Closely related to patriarchal domination, another concept that has been brought out in the play, Trifles, revolves around female identity. Evidently, the female characters have lost their identities to their male counterparts (Keller 11-13). This comes as a result of the pompous male attitude regarding women and their roles in society. Because of this attitude, women have lost their ability to assert themselves, losing their unique identities, and being shut out of making important decisions. For example, in the play, the male characters state that, Mrs. Peters, the sheriff’s wife is married to the law because of the sheriff’s occupation (Glaspell 20). This illustrates how the female characters have lost their identities. However, the female identity is also, in a way, brought out as being superior to that of the men.
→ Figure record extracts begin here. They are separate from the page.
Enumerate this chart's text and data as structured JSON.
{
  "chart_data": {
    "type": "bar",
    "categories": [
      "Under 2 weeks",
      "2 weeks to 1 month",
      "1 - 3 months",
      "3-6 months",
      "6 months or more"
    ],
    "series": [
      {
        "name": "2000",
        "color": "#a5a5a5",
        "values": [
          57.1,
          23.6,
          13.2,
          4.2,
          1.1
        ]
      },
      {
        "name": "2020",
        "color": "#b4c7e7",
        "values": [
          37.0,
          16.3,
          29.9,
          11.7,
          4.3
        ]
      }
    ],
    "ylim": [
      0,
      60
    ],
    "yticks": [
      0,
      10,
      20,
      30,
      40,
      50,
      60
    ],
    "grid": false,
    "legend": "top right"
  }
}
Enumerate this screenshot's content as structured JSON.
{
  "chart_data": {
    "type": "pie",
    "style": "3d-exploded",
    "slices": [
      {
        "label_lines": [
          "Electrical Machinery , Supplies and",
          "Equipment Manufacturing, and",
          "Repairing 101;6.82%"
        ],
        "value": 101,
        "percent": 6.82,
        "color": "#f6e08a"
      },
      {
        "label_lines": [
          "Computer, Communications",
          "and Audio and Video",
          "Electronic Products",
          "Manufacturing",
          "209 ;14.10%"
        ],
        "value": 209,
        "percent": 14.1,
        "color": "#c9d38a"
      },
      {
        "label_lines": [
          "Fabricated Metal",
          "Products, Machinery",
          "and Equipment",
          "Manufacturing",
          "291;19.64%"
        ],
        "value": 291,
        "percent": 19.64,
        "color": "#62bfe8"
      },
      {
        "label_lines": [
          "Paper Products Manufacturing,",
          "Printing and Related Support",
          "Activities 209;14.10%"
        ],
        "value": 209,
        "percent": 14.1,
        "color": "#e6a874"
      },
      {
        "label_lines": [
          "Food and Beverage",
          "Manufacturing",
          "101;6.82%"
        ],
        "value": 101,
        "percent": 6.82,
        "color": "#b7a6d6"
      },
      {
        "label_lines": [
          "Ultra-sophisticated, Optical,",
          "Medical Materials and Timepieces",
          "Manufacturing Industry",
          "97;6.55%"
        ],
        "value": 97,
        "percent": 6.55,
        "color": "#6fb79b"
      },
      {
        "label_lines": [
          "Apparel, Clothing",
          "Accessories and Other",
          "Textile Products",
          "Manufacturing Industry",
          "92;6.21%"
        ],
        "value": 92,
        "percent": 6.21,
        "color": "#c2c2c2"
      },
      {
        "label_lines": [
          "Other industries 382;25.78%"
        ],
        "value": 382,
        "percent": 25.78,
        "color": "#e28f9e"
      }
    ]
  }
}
This is clearly illustrated in the way the women carry out their investigations, as they are keen on finding out everything that may have led to the murder without any disregard like the men.


Glaspell’s play, Trifles, can be argued as being a feminist play. This is because the play is centered on showing the relationship between men and women, with this relationship being brought out as heinous. Men exercise dominance over their women, and for that reason, the women lose their identities in the process (Keller 11-13). In a way, the play encourages women to assert themselves much more for the betterment of their lives.

Work Cited

Glaspell, Susan. Trifles. United Kingdom: Walter H. Baker, 2010. Print.

Keller, Mathias. Symbolic Realism in Susan Glaspell’s ‘Trifles’. Germany: GRIN Verlag, 2007.